Money woes may force library cutbacks

Author: Chantal Escoto; Staff

Section: Local
Page: 1C

Estimated printed pages: 3

Article Text:

"As the economic times get worse, library use has gone up."

Maurice J. Freedman

president, American Library Association

By CHANTAL ESCOTO

The Leaf-Chronicle

On any given day, a steady stream of people pass through the Clarksville-Montgomery County Library but it and other libraries nationwide face cutbacks on books, staff and maintenance because of money woes.

"It's a wonderful service for the whole county and there's nothing to compare with it," JoAnne Hackman, Friends of the Library president, said. "Any city should be proud of its library and we certainly have one to be proud of."

Friends of the Library has about 500 members and helps support the library with special programs and books. Without the non-profit group and volunteers, library assistant director Jane Woodard said they wouldn't be able to offer patrons as much with an annual budget of $1.6 million.

"Without them, we would not be able to have a summer reading program," Woodard said. Last year, the group gave a gift of $5,000 to the library.

And the local library is not the only one with financial challenges. Libraries across the country are cutting staff and services because of a budget crunch. And it couldn't come at a worse time when job seekers need resources to find work.

"As the economic times get worse, library use has gone up," said Maurice J. Freedman, president of the American Library Association. "The injustice of it is, here we are providing more service with the same staff, and we're asked to cut our budgets."

Children's and school librarians are being laid off, weekend hours are being cut and new book buying is out of the question in many libraries.

The problem stems from tight state and local budgets. When cuts need to be made, libraries are hard-pressed to compete against, say, fire and police protection.

Woodard said the library has a paid staff of about 53 which includes part- and full-time employees. But the facility is so short handed, she sometimes has to shift her technical staff to run the front desk.

"We're so understaffed it's not even worth discussing," she said, adding that about 20 volunteers take up the slack by doing everything from dusting shelves to labeling and maintaining books.

"Yes, (the cutbacks) have severely hurt our materials budget and what we're able to offer to the public like new books, software and computers. Those things we haven't been able to replace as we would have liked," Woodard said.

Then there's the leaky roof where buckets and waste baskets are used to catch the rain water.

The Library Board estimates it will cost $190,000 to replace the roof. Although the County Commission has provided $95,000 for the project, the city has yet to commit money for the other $95,000 needed.
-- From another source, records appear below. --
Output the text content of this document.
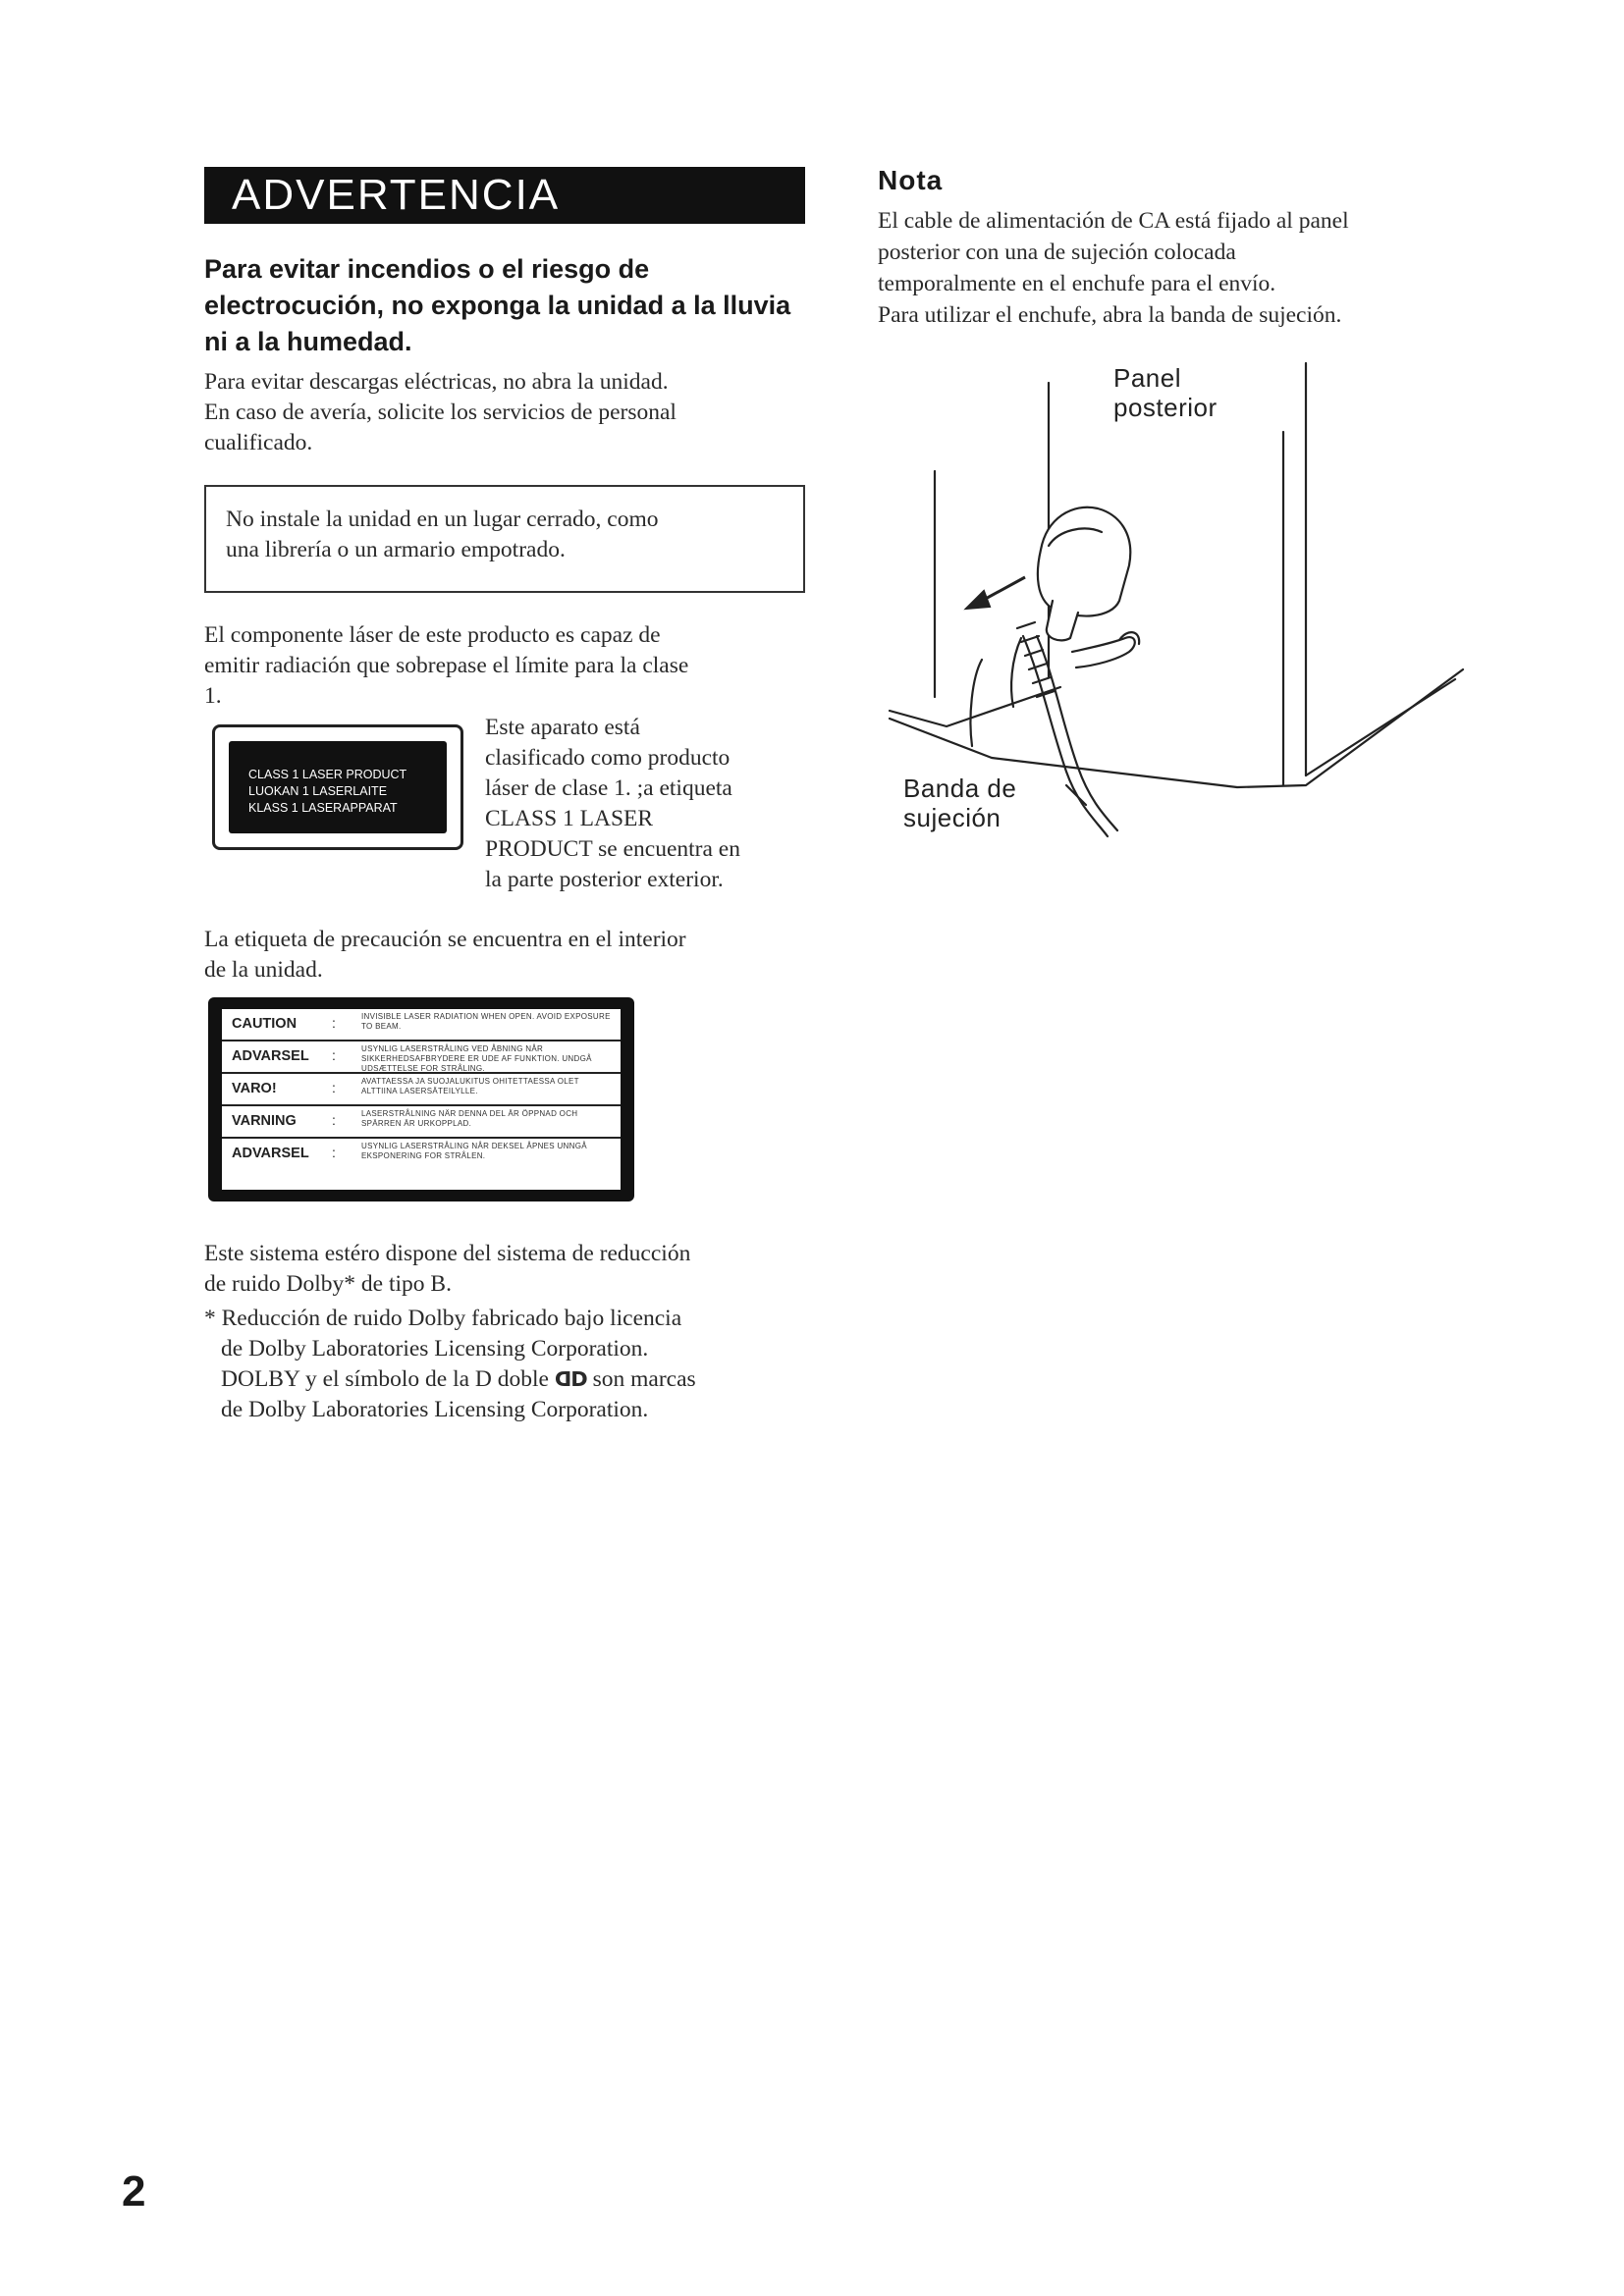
ADVERTENCIA
Para evitar incendios o el riesgo de electrocución, no exponga la unidad a la lluvia ni a la humedad.
Para evitar descargas eléctricas, no abra la unidad.
En caso de avería, solicite los servicios de personal
cualificado.
No instale la unidad en un lugar cerrado, como
una librería o un armario empotrado.
El componente láser de este producto es capaz de
emitir radiación que sobrepase el límite para la clase
1.
CLASS 1 LASER PRODUCT
LUOKAN 1 LASERLAITE
KLASS 1 LASERAPPARAT
Este aparato está
clasificado como producto
láser de clase 1. ;a etiqueta
CLASS 1 LASER
PRODUCT se encuentra en
la parte posterior exterior.
La etiqueta de precaución se encuentra en el interior
de la unidad.
CAUTION	:	INVISIBLE LASER RADIATION WHEN OPEN. AVOID EXPOSURE TO BEAM.
ADVARSEL :	USYNLIG LASERSTRÅLING VED ÅBNING NÅR SIKKERHEDSAFBRYDERE ER UDE AF FUNKTION. UNDGÅ UDSÆTTELSE FOR STRÅLING.
VARO!	:	AVATTAESSA JA SUOJALUKITUS OHITETTAESSA OLET ALTTIINA LASERSÄTEILYLLE.
VARNING	:	LASERSTRÅLNING NÄR DENNA DEL ÄR ÖPPNAD OCH SPÄRREN ÄR URKOPPLAD.
ADVARSEL :	USYNLIG LASERSTRÅLING NÅR DEKSEL ÅPNES UNNGÅ EKSPONERING FOR STRÅLEN.
Este sistema estéro dispone del sistema de reducción
de ruido Dolby* de tipo B.
* Reducción de ruido Dolby fabricado bajo licencia
de Dolby Laboratories Licensing Corporation.
DOLBY y el símbolo de la D doble ᗡᗞ son marcas
de Dolby Laboratories Licensing Corporation.
Nota
El cable de alimentación de CA está fijado al panel
posterior con una de sujeción colocada
temporalmente en el enchufe para el envío.
Para utilizar el enchufe, abra la banda de sujeción.
Panel
posterior
Banda de
sujeción
2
The local library has an average of 30,000 visitors a month and more than 68,000 card holders.

Elsewhere around the country:

The Public Library of Cincinnati planned to close five branches in 2003, but after a public outcry decided to reduce staff and services.

New York City, starting in October, reduced service at 67 of its 85 branches to five days a week, from mostly six its 2003 budget was cut $16.2 million, or 14 percent.

In suburban Detroit, the Berkley Public Library plans to cut hours and lay off its children's librarian, a 14-year veteran.

Seattle shut its libraries for a week in August and December and will do so again in 2003..

An American Library Association-sponsored study released this year found that circulation at 18 of the country's largest libraries was up about 8 percent in 2001 over the average of the four previous years.

"I have always been a big supporter of the library. I'm a former teacher," Hackman said. "I've always been a big advocate of reading. If you can read than you can do anything."